Even more mouldy.

Have you ever wondered what 59 48th scale plaster of Paris moulds look like?  Would you, please, read the next sentence aloud?

‘What do 59 plaster of Paris moulds look like, Jane?’

I’m glad you asked me that.  Like this:





Well I bet you’re sorry you asked now.  Thrilling innit?

What is there?  In potential 20 dolls and 39 other things.  What, you may ask (this is turning into a habit, I shouldn’t have encouraged you,) are the other things?  You can get a clue by reading the words on the last larger picture of open face moulds, especially if you can read upside down.  There’s an old stove, a shower, and a gas fire.

If you are clever with computers and can make the blog huge you’ll be able to spot some fireplaces, there’s a baroque, an inglenook, a mediaeval, a Edwardian, a built-in range and an art deco and a wireless, its shelf and an old television.  There’s also, in the enclosed moulds, two different sets of boilers and radiators which I feel so very plumbery about I’ve written ‘rads’ on the moulds.

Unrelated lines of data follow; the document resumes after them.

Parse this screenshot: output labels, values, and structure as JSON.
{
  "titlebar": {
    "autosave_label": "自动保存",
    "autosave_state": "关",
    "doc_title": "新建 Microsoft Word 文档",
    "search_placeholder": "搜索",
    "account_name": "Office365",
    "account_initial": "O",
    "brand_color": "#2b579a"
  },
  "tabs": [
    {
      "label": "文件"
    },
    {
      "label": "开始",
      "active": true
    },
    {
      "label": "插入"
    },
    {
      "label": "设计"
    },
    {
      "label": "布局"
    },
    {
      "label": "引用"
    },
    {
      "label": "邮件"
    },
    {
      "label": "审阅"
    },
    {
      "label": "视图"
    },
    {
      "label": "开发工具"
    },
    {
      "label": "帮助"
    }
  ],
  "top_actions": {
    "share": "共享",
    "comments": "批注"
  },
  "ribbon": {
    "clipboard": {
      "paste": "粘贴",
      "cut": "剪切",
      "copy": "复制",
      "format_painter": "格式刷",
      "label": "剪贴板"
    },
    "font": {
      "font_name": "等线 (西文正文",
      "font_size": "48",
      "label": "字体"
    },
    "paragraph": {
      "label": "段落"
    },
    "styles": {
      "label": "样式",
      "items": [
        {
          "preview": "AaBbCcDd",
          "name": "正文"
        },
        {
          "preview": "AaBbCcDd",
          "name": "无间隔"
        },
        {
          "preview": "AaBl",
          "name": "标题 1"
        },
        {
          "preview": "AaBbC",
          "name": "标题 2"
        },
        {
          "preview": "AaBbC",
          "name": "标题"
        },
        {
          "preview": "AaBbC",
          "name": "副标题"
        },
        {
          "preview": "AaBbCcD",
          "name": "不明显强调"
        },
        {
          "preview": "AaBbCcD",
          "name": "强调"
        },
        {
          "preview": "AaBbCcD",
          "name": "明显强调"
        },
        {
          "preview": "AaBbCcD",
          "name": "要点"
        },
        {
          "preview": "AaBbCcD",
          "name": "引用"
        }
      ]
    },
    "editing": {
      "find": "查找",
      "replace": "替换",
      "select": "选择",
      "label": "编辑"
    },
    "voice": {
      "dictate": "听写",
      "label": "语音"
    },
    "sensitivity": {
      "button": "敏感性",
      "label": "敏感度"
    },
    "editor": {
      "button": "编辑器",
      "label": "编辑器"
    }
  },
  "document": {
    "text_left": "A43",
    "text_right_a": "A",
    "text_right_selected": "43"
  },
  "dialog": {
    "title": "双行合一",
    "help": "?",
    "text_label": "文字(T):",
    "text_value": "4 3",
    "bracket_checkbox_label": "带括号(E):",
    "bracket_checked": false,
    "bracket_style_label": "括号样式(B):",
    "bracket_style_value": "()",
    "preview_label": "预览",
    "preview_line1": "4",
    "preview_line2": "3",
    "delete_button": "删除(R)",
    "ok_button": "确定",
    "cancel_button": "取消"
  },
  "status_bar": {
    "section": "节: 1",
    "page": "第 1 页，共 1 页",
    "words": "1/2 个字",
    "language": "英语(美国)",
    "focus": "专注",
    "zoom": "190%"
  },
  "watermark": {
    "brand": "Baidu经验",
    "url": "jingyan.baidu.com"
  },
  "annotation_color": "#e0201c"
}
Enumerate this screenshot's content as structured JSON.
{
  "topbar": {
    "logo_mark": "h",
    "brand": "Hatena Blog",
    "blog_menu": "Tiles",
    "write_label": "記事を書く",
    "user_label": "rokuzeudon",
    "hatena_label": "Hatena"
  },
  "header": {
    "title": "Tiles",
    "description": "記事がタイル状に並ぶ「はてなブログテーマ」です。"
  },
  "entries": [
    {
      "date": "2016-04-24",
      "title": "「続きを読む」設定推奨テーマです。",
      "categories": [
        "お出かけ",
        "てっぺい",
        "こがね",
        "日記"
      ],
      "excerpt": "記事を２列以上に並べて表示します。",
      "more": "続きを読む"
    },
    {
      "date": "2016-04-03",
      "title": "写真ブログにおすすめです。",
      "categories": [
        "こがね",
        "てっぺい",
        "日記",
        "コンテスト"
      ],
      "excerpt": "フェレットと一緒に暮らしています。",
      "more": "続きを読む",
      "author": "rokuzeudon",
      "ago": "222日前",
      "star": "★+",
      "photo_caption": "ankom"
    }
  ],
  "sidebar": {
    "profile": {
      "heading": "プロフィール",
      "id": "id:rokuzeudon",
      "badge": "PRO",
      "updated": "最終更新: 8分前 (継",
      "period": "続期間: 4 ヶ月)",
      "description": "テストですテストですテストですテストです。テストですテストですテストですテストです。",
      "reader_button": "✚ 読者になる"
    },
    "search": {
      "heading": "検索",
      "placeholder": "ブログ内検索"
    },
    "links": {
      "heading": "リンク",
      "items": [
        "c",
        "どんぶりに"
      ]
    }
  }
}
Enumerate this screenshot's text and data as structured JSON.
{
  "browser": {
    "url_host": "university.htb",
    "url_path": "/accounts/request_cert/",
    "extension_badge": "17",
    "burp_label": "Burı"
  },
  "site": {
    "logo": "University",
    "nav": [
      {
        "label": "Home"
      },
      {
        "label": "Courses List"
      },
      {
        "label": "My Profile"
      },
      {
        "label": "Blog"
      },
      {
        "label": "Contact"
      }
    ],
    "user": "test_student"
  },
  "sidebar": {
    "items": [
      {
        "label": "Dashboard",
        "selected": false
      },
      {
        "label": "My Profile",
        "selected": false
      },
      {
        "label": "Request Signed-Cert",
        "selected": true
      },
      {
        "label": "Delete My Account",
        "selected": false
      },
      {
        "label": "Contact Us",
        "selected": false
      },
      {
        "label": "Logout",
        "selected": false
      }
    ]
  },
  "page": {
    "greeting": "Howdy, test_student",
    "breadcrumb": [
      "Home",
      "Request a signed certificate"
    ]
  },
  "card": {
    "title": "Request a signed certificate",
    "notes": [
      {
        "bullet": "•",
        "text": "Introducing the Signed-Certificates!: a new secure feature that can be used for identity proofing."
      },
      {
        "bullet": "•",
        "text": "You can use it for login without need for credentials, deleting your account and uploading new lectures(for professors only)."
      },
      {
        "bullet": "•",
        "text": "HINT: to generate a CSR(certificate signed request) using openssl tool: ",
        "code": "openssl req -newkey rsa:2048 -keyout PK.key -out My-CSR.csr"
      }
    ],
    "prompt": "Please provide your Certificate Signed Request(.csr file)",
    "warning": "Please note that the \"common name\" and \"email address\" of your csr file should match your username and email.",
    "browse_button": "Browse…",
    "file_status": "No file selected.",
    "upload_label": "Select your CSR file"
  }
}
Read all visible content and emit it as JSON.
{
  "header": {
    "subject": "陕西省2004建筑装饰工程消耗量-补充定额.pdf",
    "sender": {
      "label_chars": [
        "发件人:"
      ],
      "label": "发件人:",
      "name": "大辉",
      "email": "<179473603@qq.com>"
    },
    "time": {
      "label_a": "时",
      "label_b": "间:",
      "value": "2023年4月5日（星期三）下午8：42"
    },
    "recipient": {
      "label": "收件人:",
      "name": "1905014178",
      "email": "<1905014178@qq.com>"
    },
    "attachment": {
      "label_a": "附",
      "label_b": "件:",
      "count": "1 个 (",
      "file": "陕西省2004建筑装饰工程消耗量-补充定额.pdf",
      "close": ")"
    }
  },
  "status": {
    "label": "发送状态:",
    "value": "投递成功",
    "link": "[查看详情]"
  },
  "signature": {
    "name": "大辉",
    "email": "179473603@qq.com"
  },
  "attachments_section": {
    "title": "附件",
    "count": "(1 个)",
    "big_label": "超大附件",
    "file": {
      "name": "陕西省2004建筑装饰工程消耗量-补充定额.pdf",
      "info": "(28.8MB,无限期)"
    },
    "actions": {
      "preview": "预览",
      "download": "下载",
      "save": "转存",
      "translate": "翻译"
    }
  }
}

Now I know the other question hovering on your lips (there you go again) is: why are you writing on the moulds, Jane?  Have you not got enough writing to do on the blog?  Can you not help yourself woman?  Do you just get a pencil in your flipping hand and start scribbling?

The answer is, of course, that if you cannot tell what the moulds will make by looking at them, neither can I.  Do they look like just lumps of plaster to you?  Hmm?  Do they look like one third of a bag of plaster, moulded?  (And it wasn’t a hobby type bag either, it was the size of bag a plasterer would turn up at your house with to get you plastered.  No, not a wine box inner,* a bag like a bag of cement, a big bag of cement, not the footling home DIY thing.)

Now for a question that neither of us knows the answer to: will they work?

Good question, I’m glad you asked that.  Some I think may.  Some of the dolls are ‘safety dolls’.  They are not all that far from the 2 inch dolls of all lands which are actually 32nd scale people.  But some are very risky indeed, and many of the other things are certainly experimental.

‘Why are they risky, Jane?’ (I wish I had never encouraged you, now.)  It’s the way a plaster mould works.  You pour in liquid slip, which is clay mixed with water.  In this size to be able to pour it in at all through tiny holes it has to be very wet and runny.  The plaster absorbs the water and, in theory, you turn out a solid shape.  But there is a point at which the plaster will absorb everything and when you open the mould you’ll be left with crumbs.  Crumbs!  That would be awful!  Yes it would, but if it works I’ll have things of such fineness, I probably won’t be able to clean them without breaking them. 

‘So why are you doing that Jane, you idiot?’  (Never again, I’m just going to write it next time, what is this – Pub Kwiz Nite?)  Because if it works we’ll have a whole load of stuff that we never had before for 48th scale dolls houses.  Some I’ll do finished, some so you can paint it yourself so it will be lovely and cheap and, unlike resin, strong, easy to paint and dead easy to glue but strong enough to rip it off, give it a wash and start again.  Porcelain is brilliant stuff, difficult to make but once it’s done, like a rock.

‘So how many rocks will there be Jane?  Will there be 59 rocks will there, will there?  Tell me, tell me now.’

Haven’t a clue.  Lap of the gods.

I have one more article to write, which is a review of Templewood minis kit furniture for the Dolls House Magazine (paper magazine) 48th scale extravaganza issue (October issue, out September) and then, on Monday, I hope, I shall pour and we’ll all find out.

It’s thrilling, it’s risky, it’s cutting edgeish.

‘Is there such a word as edgeish, Jane? Well, is there?’

See you Monday.


JaneLaverick.com – optimistic. *If you have got plasterers turning up at your home with a wine box, may I say well done?  Many people have difficulty in getting them to turn up at all.